Research into leadership commissioned by Domino’s shows young people from lower income backgrounds do not lack ambition (24%) but have less exposure to strong leadership role models (67%) than those from more privileged backgrounds (80%). As a result, school leavers from lower socio-economic backgrounds can be at a disadvantage in the workplace where they have to work harder to make progress into leadership positions.

Domino’s is calling for team leadership skills like delegation and communication to be incorporated into the National Curriculum as Britain will need more home-grown young people with great leadership skills, post Brexit.

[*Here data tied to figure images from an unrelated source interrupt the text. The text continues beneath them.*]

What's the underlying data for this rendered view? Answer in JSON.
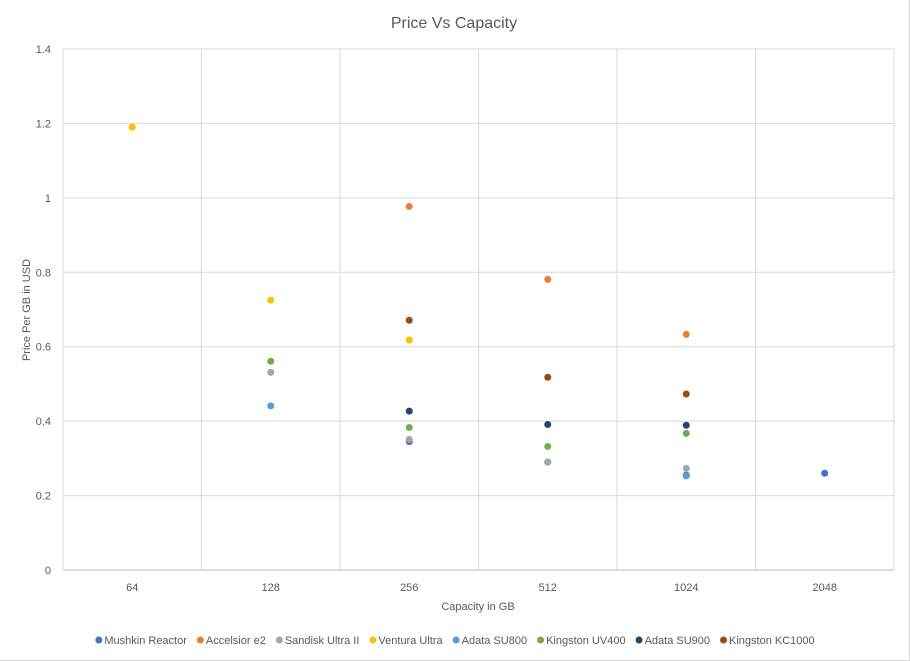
{
  "chart_data": {
    "type": "scatter",
    "title": "Price Vs Capacity",
    "xlabel": "Capacity in GB",
    "ylabel": "Price Per GB in USD",
    "categories": [
      "64",
      "128",
      "256",
      "512",
      "1024",
      "2048"
    ],
    "ylim": [
      0,
      1.4
    ],
    "yticks": [
      "0",
      "0.2",
      "0.4",
      "0.6",
      "0.8",
      "1",
      "1.2",
      "1.4"
    ],
    "grid": true,
    "legend_position": "bottom",
    "series": [
      {
        "name": "Mushkin Reactor",
        "color": "#4472C4",
        "points": [
          {
            "x": "256",
            "y": 0.345
          },
          {
            "x": "512",
            "y": 0.29
          },
          {
            "x": "1024",
            "y": 0.255
          },
          {
            "x": "2048",
            "y": 0.26
          }
        ]
      },
      {
        "name": "Accelsior e2",
        "color": "#ED7D31",
        "points": [
          {
            "x": "256",
            "y": 0.977
          },
          {
            "x": "512",
            "y": 0.781
          },
          {
            "x": "1024",
            "y": 0.633
          }
        ]
      },
      {
        "name": "Sandisk Ultra II",
        "color": "#A5A5A5",
        "points": [
          {
            "x": "128",
            "y": 0.531
          },
          {
            "x": "256",
            "y": 0.351
          },
          {
            "x": "512",
            "y": 0.29
          },
          {
            "x": "1024",
            "y": 0.273
          }
        ]
      },
      {
        "name": "Ventura Ultra",
        "color": "#FFC000",
        "points": [
          {
            "x": "64",
            "y": 1.19
          },
          {
            "x": "128",
            "y": 0.725
          },
          {
            "x": "256",
            "y": 0.618
          }
        ]
      },
      {
        "name": "Adata SU800",
        "color": "#5B9BD5",
        "points": [
          {
            "x": "128",
            "y": 0.441
          },
          {
            "x": "1024",
            "y": 0.253
          }
        ]
      },
      {
        "name": "Kingston UV400",
        "color": "#70AD47",
        "points": [
          {
            "x": "128",
            "y": 0.561
          },
          {
            "x": "256",
            "y": 0.383
          },
          {
            "x": "512",
            "y": 0.332
          },
          {
            "x": "1024",
            "y": 0.367
          }
        ]
      },
      {
        "name": "Adata SU900",
        "color": "#264478",
        "points": [
          {
            "x": "256",
            "y": 0.427
          },
          {
            "x": "512",
            "y": 0.391
          },
          {
            "x": "1024",
            "y": 0.389
          }
        ]
      },
      {
        "name": "Kingston KC1000",
        "color": "#9E480E",
        "points": [
          {
            "x": "256",
            "y": 0.671
          },
          {
            "x": "512",
            "y": 0.518
          },
          {
            "x": "1024",
            "y": 0.473
          }
        ]
      }
    ]
  }
}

Interestingly, many young Brits don’t consider skills like building consensus and listening to the team as important. In fact, only half of those surveyed considered high ethical standards or caring about well-being as very important. Generations X (age 41-52) and Y (aged 23-40) consistently rated so called softer leadership skills as more important. 

Gen Z workers (aged 16 to 22) place more value on a leader’s ability to achieve results (27%) and are less impressed by soft skills like building a consensus (24%) and listening to the team (51%). Nearly a third (27%) of Gen Z workers rated leaders’ preparedness to do ‘whatever it takes to achieve goals’ as Very Important compared with less than a fifth (19%) of Gen X. 

For Gen X, the most important leadership attribute is a willingnessto listen to what team members have ti say (59%). The last important attribute to be considered 'one of the gang' (15%). Generation Z felt similarly with 51% saying that a willingness to listen is the most important leadership attribute in comparison to just 17% saying being 'one of the gang'.

The second most important leadership quality according to all generations, is caring about the wellbeing of the team with 57% of Gen X, 47% of Gen Y and 48% of Gen Z all saying that it is an important attribute.

Just over one in ten (12%) of respondants think their boss is a great communicaton and only 3% said their boss seeks opinion from the team when making a decision.